Alkyl triflates, such as benzyl triflate, are extremely reactive alkylating agents.1 Benzyl triflate has been used in carbohydrate chemistry2-5 for the protection of hydroxy groups as their benzyl ethers, and is particularly useful for protecting the 2-hydroxy group in pyranosides.2,3 Alkyl triflates have also been used to protect the 1-hydroxy group in sugar acetals without causing anomerization,4 and the reagent is compatible with acetate,2,3 isopropylidene,3 azide,5 and t-butyldimethylsilyl groups.5 The reagent is also a useful alternative to the benzyl halide/base method for making ethers, when strongly basic conditions need to be avoided5 (see also Benzyl 2,2,2-Trichloroacetimidate). Benzyl triflate has been used with compounds other than carbohydrates,6-9 and yields with some base-sensitive compounds can be excellent (eq 1).6 4-Nitrobenzyl ethers have also been made via the triflate,8 as 4-nitrobenzyl bromide is known to be base-sensitive and so not fully compatible with the classical Williamson ether synthesis methodology.

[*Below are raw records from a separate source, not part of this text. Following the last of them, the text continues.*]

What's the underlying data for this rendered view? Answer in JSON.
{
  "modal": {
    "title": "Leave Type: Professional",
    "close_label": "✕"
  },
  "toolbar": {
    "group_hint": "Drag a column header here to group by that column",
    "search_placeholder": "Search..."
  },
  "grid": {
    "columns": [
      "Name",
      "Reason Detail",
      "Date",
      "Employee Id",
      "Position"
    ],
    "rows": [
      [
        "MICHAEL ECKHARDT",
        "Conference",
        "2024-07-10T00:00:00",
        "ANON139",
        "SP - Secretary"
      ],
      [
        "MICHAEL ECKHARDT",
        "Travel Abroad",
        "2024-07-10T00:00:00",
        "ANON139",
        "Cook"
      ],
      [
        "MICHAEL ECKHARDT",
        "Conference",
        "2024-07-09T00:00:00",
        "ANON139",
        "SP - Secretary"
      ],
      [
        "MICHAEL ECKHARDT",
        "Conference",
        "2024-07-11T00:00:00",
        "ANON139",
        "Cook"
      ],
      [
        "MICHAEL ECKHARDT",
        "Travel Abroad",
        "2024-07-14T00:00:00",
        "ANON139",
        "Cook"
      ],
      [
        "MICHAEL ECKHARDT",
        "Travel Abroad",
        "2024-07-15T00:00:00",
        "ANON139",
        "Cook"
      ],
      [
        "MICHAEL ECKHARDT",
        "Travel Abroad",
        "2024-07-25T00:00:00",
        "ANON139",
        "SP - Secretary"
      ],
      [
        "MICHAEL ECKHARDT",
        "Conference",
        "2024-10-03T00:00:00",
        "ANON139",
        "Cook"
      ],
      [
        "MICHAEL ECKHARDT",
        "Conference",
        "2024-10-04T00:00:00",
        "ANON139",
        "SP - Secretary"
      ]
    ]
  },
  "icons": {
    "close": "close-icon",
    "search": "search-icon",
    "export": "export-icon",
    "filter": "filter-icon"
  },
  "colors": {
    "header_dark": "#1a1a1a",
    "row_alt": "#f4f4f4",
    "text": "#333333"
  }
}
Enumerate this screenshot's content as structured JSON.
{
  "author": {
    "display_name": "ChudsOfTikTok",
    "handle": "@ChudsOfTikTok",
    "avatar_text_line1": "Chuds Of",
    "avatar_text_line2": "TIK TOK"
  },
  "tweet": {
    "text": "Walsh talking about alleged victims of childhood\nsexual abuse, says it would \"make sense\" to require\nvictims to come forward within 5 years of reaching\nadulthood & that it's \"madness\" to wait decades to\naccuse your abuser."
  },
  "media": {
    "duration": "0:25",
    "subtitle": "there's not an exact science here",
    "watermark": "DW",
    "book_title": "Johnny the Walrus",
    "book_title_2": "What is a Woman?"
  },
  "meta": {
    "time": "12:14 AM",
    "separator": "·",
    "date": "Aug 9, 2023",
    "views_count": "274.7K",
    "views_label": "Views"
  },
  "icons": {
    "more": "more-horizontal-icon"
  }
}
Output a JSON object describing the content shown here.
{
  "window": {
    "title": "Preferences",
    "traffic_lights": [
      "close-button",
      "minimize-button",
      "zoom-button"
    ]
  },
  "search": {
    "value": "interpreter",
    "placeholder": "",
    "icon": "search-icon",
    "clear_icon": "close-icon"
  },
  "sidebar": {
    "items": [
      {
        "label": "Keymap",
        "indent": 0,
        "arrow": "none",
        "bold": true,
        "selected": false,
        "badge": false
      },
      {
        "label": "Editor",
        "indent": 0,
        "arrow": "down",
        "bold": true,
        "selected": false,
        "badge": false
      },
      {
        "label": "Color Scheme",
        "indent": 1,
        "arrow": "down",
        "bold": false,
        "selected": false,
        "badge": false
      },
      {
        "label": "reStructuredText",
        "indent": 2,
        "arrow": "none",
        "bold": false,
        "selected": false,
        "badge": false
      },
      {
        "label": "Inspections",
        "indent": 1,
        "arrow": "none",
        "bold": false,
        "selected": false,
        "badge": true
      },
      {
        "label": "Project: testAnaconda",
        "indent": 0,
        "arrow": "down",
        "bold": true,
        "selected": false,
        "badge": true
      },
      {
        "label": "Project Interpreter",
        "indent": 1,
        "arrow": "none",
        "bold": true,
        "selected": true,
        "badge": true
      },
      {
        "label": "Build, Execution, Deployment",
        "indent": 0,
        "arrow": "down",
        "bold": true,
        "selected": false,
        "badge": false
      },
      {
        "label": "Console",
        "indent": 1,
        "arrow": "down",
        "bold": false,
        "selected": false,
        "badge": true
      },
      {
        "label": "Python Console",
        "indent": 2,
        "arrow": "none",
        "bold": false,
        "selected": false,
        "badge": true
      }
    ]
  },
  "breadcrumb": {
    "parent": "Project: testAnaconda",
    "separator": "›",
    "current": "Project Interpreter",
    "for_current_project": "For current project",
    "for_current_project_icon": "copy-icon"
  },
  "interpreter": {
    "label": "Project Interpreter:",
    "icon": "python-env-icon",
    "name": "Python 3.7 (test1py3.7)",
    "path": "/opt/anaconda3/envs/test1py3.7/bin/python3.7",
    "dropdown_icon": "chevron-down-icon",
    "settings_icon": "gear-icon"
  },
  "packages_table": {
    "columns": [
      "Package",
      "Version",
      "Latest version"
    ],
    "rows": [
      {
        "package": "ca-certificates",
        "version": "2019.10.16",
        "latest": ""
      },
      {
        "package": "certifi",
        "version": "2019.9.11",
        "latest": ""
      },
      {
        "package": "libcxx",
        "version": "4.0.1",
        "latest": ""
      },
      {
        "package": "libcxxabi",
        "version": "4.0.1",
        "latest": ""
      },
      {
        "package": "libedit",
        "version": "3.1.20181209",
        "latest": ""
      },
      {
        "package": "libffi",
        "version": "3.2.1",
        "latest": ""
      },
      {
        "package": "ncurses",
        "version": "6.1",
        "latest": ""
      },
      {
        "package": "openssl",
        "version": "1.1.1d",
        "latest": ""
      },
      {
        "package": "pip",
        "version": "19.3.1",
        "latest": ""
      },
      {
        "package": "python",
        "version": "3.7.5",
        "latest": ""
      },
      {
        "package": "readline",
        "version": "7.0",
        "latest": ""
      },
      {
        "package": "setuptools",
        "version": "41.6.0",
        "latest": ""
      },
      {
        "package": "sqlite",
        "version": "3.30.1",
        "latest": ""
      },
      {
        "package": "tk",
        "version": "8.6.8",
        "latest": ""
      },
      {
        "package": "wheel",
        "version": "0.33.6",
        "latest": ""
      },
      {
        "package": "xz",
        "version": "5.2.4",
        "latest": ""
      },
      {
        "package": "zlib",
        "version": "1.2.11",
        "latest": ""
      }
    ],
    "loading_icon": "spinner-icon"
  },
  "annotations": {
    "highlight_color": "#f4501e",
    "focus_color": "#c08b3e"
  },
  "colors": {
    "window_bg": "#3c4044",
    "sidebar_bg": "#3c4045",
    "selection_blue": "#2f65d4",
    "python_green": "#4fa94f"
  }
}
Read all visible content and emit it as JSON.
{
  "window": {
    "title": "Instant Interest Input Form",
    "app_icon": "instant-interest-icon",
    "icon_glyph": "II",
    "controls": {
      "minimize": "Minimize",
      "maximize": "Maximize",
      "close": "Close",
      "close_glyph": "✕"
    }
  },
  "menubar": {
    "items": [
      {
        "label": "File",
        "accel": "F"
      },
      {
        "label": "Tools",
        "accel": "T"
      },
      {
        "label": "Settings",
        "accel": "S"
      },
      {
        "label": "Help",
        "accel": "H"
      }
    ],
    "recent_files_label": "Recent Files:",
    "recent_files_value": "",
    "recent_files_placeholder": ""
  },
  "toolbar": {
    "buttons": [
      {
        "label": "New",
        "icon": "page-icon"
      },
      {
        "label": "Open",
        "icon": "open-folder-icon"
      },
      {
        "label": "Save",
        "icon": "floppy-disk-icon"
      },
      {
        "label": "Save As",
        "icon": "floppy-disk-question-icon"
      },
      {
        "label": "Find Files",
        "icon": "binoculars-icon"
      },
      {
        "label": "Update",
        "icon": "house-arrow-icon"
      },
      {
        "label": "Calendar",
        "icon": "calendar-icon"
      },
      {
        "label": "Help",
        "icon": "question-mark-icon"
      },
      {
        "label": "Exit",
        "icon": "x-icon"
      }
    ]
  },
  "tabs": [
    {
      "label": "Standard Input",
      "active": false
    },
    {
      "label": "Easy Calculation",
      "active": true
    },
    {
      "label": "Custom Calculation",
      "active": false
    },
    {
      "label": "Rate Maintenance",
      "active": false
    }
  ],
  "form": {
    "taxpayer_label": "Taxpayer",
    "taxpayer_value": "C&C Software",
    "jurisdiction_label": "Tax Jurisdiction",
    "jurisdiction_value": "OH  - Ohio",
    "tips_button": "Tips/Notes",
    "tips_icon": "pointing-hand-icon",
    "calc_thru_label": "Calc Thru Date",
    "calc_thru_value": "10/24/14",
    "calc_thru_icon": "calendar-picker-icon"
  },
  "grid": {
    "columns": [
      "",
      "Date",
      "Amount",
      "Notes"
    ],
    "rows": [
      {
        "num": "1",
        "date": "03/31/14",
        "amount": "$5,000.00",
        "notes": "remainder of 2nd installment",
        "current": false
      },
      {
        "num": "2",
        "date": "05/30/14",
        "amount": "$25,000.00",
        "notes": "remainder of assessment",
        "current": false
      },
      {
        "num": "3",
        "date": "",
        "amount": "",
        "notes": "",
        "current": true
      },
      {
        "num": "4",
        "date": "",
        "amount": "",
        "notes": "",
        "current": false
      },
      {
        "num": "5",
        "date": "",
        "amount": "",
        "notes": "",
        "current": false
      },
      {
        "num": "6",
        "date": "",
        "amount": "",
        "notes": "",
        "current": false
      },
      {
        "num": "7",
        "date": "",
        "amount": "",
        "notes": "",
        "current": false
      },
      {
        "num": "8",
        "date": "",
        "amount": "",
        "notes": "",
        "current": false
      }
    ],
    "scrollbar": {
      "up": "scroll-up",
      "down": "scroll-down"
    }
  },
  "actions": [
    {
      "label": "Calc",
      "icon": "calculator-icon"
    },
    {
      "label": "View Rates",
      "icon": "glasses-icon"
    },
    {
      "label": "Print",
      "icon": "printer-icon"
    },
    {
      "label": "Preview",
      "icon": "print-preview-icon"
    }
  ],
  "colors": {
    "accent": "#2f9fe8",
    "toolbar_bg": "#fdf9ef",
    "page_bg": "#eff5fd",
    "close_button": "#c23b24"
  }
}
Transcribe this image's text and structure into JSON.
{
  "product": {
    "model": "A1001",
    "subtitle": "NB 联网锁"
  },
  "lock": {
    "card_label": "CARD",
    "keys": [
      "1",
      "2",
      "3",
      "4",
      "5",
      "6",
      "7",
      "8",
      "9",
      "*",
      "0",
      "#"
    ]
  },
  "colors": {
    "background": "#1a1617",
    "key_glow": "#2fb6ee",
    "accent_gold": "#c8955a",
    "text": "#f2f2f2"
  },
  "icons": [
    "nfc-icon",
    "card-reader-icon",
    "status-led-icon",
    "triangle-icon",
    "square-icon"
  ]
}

Problems can arise with the use of benzyl triflate when the substrate is a nitrogen-containing heteroaromatic compound, as significant N-alkylation is observed8,9 (hence the use of the expensive, but highly hindered, 2,6-di-t-butylpyridine in the synthesis of the reagent2,3). However, N-benzylation is sometimes required and benzyl triflate has been used for the protection of the hindered, deactivated Nim-3 site in Nim-1-Boc protected histidines (eq 2).10 Other methods for this derivatization need specialized blocking groups to prevent racemization of the substrate under the harsher conditions.

Benzyl triflate mediated benzylation of alcohols in sulfur-containing compounds such as ethylene dithioacetals can cause problems.11 The highly electrophilic agent reacts at sulfur initially and causes ring opening of the protecting group (eq 3).

The thiophilicity of benzyl triflate does mean that thioethers can be conveniently protected as benzylsulfonium triflates (eq 4).12 In this case, protection of the thioether is necessary to prevent concomitant sulfide-sulfone oxidation during oxidation of the primary hydroxy group to a carboxylic acid.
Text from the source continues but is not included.